Art, adversity, and the strength of the human spirit
Nobuyuki Tsujii, the blind piano prodigy, along with Paralympian Alexandra Truwit and opera singer Eli Hanssveen, showcase the immense power of the mind to overcome life’s greatest challenges
By Anita Pratap
It all starts in the mind. As an adorable four-year-old, Nobuyuki Tsujii loved sounds. He sat with chubby legs splayed, a toy piano keyboard on his lap, banging and caressing the keys. The diversity of sounds delighted him. All senses on high alert, he says he could touch the sounds, see colours in the notes. Like Vincent van Gogh, Nobu celebrates the richness of life through art. No detail is too small or humble.
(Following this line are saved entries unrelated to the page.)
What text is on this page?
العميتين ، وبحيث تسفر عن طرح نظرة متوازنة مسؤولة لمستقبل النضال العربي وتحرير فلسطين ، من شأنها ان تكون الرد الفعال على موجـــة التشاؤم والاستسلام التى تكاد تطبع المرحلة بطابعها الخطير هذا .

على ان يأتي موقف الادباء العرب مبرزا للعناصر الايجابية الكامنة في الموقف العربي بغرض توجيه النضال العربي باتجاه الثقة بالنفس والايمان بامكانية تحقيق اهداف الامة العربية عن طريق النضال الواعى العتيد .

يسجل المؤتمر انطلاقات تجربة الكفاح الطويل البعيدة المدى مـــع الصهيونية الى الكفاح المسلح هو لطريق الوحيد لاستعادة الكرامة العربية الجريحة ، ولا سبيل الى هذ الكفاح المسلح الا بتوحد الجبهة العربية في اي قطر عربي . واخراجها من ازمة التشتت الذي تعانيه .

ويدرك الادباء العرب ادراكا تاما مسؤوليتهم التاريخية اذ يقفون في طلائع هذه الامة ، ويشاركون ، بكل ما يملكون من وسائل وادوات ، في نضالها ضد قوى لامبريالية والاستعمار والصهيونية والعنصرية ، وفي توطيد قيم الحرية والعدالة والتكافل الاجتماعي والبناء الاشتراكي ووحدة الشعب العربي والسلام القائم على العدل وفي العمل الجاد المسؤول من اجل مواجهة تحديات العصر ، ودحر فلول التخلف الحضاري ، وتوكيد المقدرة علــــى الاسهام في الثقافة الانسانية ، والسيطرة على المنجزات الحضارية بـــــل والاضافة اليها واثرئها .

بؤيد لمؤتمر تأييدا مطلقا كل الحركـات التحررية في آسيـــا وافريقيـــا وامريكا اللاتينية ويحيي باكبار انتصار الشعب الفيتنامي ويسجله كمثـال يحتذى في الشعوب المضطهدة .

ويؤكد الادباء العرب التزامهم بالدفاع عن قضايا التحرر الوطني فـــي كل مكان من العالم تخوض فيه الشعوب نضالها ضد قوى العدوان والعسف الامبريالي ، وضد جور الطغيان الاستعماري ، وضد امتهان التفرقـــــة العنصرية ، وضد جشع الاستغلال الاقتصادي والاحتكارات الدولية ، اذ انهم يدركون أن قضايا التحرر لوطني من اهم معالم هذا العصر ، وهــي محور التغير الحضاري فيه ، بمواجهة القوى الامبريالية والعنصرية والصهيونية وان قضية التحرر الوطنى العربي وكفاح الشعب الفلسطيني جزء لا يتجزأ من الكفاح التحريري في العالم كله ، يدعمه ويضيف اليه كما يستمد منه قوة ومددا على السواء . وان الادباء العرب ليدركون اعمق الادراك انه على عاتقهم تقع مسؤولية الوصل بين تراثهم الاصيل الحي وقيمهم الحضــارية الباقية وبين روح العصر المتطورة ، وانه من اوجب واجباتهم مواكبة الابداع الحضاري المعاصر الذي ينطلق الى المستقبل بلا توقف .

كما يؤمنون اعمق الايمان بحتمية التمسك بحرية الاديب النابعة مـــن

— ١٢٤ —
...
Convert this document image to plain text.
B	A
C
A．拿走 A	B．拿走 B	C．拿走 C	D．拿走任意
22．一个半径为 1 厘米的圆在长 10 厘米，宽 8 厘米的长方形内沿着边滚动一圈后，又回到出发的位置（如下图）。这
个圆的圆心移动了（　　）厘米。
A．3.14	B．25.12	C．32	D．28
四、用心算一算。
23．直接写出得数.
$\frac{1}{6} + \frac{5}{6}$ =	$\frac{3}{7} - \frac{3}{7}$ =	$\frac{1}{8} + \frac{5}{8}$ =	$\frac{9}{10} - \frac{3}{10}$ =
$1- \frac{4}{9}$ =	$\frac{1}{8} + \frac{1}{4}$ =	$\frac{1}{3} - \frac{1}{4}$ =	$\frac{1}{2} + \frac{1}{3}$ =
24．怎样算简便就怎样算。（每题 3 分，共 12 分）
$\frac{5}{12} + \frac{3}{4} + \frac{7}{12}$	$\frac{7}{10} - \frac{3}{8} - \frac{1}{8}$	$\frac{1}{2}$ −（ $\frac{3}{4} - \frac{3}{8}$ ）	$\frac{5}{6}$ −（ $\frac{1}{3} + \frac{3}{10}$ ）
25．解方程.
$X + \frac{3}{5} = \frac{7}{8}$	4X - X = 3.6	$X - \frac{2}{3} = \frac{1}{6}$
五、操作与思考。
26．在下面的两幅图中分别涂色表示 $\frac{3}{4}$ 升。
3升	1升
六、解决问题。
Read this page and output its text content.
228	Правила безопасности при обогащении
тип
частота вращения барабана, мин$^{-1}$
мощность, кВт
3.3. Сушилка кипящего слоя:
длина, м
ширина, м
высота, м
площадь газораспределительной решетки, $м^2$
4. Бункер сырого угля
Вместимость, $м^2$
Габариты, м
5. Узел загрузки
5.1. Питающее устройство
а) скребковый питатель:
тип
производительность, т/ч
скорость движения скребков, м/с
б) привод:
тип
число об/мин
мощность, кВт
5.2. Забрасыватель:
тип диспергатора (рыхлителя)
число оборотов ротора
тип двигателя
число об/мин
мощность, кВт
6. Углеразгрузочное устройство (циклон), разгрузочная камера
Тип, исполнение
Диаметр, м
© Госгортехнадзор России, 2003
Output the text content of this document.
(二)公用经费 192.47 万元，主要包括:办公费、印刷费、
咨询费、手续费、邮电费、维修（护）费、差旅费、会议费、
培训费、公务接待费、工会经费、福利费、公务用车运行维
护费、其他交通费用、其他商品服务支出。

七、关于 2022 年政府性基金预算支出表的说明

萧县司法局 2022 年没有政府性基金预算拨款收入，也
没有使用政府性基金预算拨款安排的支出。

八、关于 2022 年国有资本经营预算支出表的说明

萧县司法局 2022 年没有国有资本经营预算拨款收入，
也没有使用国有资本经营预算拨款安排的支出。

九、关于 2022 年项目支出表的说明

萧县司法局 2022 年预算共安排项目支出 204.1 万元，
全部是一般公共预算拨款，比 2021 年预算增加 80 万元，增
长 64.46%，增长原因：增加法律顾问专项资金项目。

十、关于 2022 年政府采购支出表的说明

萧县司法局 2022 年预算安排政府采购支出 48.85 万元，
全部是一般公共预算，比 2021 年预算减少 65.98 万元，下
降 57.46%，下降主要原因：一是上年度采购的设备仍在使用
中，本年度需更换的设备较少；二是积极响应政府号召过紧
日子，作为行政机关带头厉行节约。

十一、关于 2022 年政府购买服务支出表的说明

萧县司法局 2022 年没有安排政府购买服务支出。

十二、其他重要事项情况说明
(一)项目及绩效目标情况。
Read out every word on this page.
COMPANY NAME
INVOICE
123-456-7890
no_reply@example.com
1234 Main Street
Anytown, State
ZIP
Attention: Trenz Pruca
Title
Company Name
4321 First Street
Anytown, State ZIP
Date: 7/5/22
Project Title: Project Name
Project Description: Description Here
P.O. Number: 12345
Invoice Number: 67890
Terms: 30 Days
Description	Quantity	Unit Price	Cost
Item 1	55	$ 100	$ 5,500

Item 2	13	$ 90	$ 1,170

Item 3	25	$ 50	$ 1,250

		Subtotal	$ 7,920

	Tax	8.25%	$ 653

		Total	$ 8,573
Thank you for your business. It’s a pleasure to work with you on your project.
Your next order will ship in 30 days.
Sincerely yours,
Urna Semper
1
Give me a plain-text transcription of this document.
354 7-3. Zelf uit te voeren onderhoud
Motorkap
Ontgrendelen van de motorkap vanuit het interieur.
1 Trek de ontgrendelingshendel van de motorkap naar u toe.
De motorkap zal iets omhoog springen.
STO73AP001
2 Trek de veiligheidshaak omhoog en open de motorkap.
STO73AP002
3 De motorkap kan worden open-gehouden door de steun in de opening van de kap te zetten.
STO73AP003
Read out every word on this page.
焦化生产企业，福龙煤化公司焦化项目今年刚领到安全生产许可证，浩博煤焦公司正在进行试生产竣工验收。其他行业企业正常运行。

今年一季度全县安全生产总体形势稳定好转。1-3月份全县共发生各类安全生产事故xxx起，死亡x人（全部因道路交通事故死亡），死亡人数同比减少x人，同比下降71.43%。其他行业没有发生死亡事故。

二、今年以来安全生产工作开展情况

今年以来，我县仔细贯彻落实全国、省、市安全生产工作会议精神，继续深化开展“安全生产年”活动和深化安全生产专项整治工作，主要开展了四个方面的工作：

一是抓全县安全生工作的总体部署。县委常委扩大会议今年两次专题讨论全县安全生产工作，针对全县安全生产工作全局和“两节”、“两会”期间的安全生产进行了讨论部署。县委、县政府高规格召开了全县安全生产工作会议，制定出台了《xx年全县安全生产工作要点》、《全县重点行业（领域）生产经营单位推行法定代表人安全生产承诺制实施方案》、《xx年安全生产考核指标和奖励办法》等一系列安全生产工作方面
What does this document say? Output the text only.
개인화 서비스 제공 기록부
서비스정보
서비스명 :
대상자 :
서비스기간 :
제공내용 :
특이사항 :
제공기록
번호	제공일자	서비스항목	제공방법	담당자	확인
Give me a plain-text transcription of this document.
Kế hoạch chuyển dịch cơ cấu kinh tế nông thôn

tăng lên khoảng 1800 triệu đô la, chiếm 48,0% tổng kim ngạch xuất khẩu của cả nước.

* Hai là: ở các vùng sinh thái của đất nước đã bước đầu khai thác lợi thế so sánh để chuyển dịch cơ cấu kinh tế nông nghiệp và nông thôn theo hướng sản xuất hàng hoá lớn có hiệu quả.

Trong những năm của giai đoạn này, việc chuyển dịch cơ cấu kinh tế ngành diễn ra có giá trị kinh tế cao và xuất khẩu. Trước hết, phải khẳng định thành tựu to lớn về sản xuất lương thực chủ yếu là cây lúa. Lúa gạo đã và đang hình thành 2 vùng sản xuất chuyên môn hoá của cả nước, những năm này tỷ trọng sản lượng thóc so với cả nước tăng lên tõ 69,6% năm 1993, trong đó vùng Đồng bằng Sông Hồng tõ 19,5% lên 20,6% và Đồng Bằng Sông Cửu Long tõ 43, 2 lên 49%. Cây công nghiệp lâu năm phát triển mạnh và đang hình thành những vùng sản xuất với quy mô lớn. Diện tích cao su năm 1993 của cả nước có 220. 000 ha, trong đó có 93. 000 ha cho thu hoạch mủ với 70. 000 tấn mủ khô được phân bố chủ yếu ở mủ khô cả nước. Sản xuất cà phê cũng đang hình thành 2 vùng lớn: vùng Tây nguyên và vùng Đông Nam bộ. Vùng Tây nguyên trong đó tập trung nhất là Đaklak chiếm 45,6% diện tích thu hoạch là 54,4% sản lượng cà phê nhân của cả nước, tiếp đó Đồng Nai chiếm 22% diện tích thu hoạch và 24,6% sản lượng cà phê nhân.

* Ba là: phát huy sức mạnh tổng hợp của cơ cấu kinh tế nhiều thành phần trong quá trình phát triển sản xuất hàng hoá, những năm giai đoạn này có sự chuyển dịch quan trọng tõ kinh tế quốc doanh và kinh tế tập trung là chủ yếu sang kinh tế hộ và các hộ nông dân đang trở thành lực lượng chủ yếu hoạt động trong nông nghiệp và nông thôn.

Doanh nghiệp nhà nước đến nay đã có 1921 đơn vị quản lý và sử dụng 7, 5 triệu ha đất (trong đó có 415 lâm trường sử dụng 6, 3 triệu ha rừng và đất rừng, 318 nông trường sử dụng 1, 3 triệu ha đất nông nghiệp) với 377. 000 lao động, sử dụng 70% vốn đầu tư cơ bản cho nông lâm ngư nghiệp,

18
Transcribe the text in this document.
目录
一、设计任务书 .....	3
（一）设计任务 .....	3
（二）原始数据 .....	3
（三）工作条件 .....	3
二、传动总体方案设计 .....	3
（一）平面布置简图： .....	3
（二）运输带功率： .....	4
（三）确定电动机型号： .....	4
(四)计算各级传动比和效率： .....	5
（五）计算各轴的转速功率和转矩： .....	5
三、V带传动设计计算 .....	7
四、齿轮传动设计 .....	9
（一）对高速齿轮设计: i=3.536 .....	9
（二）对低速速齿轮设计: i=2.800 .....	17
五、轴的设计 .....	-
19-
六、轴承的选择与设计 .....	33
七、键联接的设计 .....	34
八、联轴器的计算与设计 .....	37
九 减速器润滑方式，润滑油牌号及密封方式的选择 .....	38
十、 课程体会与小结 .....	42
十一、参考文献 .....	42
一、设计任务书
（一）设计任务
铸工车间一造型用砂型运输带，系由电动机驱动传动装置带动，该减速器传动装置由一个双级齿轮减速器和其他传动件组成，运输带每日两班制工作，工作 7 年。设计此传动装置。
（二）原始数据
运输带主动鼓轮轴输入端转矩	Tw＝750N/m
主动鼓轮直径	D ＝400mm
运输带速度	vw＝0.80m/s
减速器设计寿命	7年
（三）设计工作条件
Nobu was born blind. Far from restraining him, the disability drove him to develop his acute hearing to exquisite heights. He blossomed into a child prodigy, became Japan’s most famous pianist. Now, at 37, he plays with the world’s most famous philharmonic orchestras—in New York, Paris, London, Berlin, Milan, Tokyo, Sydney. He cocks his ear to get cues from the conductor he cannot see. He doesn’t miss a beat, his fingers flying and fluttering over the keys, his characteristic headshaking accelerating to vigorous immersion.
Nobu yearns to see… stars, waves, the faces of his parents. But no self-pity, no succumbing to obstacles for him. Instead, he willed his mind to fulfil his dream. Like artists and adventurers, athletes, too, are inspirational in highlighting the triumph of the human spirit over adversity. Beating all odds through sheer willpower.
In May 2023, athlete Alexandra Truwit was snorkelling near the Bahamas when she lost her left leg in a shark attack. Eleven months after amputation, she won two medals in the Paris Paralympics. This month, she ran the New York marathon with a prosthetic blade. She says, “I have relied on other people’s comeback stories to hold on to what seemed an unrealistic hope.” She named her foundation “Stronger than you think”.
As the joke goes, Eli Hanssveen looks and sounds like she was made when God was in fine mood. Beautiful, wholesome and playful with a voice that can make angels weep… aching, grand, joyful. But her road to success was land-mined. She faced prejudice because she came from the hinterland, a “suburb of nowhere”. She says nobody in her family or community understood what “I want to be an artist” even meant. Singing became her secret passion, she kept practising, even over-practising. She swallowed snobbery and setbacks—until she became a singer in the Oslo opera.
Being a war correspondent means having to see fields strewn with corpses, streets with bomb-shattered bodies or threatened by gun-toting guerrillas and soldiers. Yet, one of my most chilling, unforgettable experiences was visiting Mauthausen, the World War II concentration camp with its menacing watch towers and ghastly gas chambers. Austrian authorities turned it into a museum to remind us of the unspeakable suffering inflicted by humans against humans.
That visit took place 22 years ago. Unerasable is the guide’s description of naked, starving, shivering Jews in a communal shower. Instead of water, lethal gas seeped out of the sprinklers. In sharp contrast, that same evening there was a sublime concert by pianist Rudolf Buchbinder. Human hands inflicted soul-shattering evil in Mauthausen. But in Vienna’s Musikverein concert hall, the hands of a pianist uplifted the audience to celestial grace. The urge to find beauty, to excel, to seek something divine springs from the mind. It starts in the mind, but it doesn’t have to end in their mind. Long after these “artists of life” have gone, the grit they personify, the emotions they awaken, the memories they bequeath, live on in the minds they have touched. No detail is too small or humble in a life well lived.